Atheists Disbelief

Atheists Are in Disbelief Over This Recent Study. Or Are They…?

Atheists Disbelief

Is religious faith innate? Scientific studies suggest that humans are not wired to be atheists.

Skeptics often assert that humans are “born as atheists,” but recent studies indicate that this may in fact not be the case. Graham Lawton, a self-labeled atheist, asserted in the New Scientist that cognitive studies show “atheism is psychologically impossible because of the way humans think . . . even people who claim to be committed atheists tacitly hold religious beliefs, such as the existence of an immortal soul.” For example, many admitted atheists engage in religious practices, such as cleansing rituals and prayer-like internal monologues, without being consciously aware of it.

Religion a Product of Evolution?

Scientists postulate that innate religious belief may very well be an adaptation to a harsh and dangerous world. Humans are naturally prone to seeing patterns, ascribing higher meaning to their lives, and looking for an underlying purpose in things. These tendencies serve as important ways in which people deal with things such as death, suffering, and fear of the unknown. Being the only animal species consciously aware of the inevitability of death, humans likely created or adapted to religious belief in order to cope with these challenges. From this psychological perspective, religious faith has vital practical uses.

Religion has many important applications from an anthropological perspective as well. Almost every tribal hunter-gatherer group and large agricultural civilization have maintained religious traditions, and the differences between the two types of human societies help illustrate the utility of faith. Hunter-gatherers, who depend completely on flora and wild animals for sustenance, tend to be animistic. Animistic religions ascribe spirituality to the plants and animals on which hunter-gatherer peoples rely, and these groups pray to these spirits in hopes of having safe and successful hunting and foraging expeditions.

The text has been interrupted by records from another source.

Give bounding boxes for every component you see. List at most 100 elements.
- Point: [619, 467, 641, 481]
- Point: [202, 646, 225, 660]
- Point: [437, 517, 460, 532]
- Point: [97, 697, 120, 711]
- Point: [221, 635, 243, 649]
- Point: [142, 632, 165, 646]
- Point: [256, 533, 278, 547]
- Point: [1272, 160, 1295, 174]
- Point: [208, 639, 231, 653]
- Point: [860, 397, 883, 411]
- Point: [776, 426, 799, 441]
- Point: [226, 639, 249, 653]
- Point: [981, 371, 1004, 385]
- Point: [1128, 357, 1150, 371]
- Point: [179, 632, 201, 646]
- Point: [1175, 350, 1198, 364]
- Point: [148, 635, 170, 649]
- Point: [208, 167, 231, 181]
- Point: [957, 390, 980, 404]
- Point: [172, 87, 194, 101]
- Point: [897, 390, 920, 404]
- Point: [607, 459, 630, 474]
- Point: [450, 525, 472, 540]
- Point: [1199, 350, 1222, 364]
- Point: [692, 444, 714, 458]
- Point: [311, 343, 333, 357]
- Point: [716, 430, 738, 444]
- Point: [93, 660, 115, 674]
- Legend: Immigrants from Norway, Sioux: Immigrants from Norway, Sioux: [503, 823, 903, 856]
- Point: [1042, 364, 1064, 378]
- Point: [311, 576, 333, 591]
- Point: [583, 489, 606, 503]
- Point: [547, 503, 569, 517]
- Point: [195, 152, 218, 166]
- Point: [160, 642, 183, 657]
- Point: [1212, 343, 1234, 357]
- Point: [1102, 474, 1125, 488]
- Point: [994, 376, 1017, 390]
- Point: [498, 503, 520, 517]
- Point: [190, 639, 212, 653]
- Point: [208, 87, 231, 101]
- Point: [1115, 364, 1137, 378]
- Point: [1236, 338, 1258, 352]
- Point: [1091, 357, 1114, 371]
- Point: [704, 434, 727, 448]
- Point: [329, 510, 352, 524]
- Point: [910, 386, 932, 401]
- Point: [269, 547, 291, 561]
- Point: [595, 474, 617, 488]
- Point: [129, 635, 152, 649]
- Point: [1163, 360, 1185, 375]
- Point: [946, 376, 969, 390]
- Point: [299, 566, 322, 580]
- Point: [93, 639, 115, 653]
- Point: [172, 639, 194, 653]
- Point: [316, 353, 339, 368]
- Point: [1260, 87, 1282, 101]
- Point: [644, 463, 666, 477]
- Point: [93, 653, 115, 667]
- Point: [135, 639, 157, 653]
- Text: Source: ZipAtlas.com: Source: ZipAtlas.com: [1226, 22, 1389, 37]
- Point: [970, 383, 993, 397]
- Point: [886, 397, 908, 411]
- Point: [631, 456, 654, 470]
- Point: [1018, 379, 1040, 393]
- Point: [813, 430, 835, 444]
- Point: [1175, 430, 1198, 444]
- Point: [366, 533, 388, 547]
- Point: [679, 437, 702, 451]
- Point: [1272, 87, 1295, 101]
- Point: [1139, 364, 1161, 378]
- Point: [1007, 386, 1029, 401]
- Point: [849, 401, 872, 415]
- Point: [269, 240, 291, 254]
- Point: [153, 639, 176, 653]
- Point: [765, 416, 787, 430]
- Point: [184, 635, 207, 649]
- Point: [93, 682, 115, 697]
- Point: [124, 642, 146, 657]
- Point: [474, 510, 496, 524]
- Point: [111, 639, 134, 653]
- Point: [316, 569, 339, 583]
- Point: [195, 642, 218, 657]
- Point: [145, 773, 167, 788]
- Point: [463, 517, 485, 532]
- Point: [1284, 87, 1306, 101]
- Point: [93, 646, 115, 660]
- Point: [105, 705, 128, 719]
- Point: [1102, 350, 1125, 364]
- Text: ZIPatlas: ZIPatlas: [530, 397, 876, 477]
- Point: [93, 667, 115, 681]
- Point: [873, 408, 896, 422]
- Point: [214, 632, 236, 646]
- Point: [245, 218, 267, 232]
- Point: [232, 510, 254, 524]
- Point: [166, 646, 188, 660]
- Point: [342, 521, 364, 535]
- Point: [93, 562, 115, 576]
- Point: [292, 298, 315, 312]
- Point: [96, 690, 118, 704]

Agricultural civilizations that arose after the Neolithic revolution, however, gave rise to larger, more centralized organized religions which replaced tribal animism. These religions overwhelmingly featured pantheons of deities such as gods of war and gods of the harvest, key features of agricultural societies. It is perhaps no coincidence that some of the earliest signs of civilization are massive temples. Mesopotamian ziggurats in the Middle East, for example, are indicators of the early states in that region. These organized and hierarchical religions helped humans adapt to the larger and more centralized societies and kingdoms that arose from agricultural breakthroughs.

Unlike a small tribal society, people in a city-state or large nation would not be as familiar with each other. A centralized faith could unify such people, give them something in common, and allow them to identify co-religionists as part of the same in-group even if those people were complete strangers. A common religion makes trust between strangers possible, creating the conditions necessary for agricultural civilization to thrive. This also indicates that our beliefs may not stem from conscious individual reasoning processes, but are instead the result of our biological social wiring. In other words: humans evolved to be religious.

Are Atheists Really Believers?

The practical applications of religion corroborate the idea that humans are biologically predisposed to spiritual faith. Nature merely selects for what works and does not take our own opinions and preferences into account, which may be bad news to people hoping for a godless future for mankind. According to polls, people – even self-described atheists – still overwhelmingly believe in cosmic forces or “higher powers” and subscribe to the notion that the universe has an over-arching meaning or purpose. Demographic trends such as low fertility among non-religious populations further indicate that religion is unlikely to disappear. In light of this, and given the stubbornness of human nature, it seems doubtful that people’s dependence on faith and spirituality will be waning any time soon.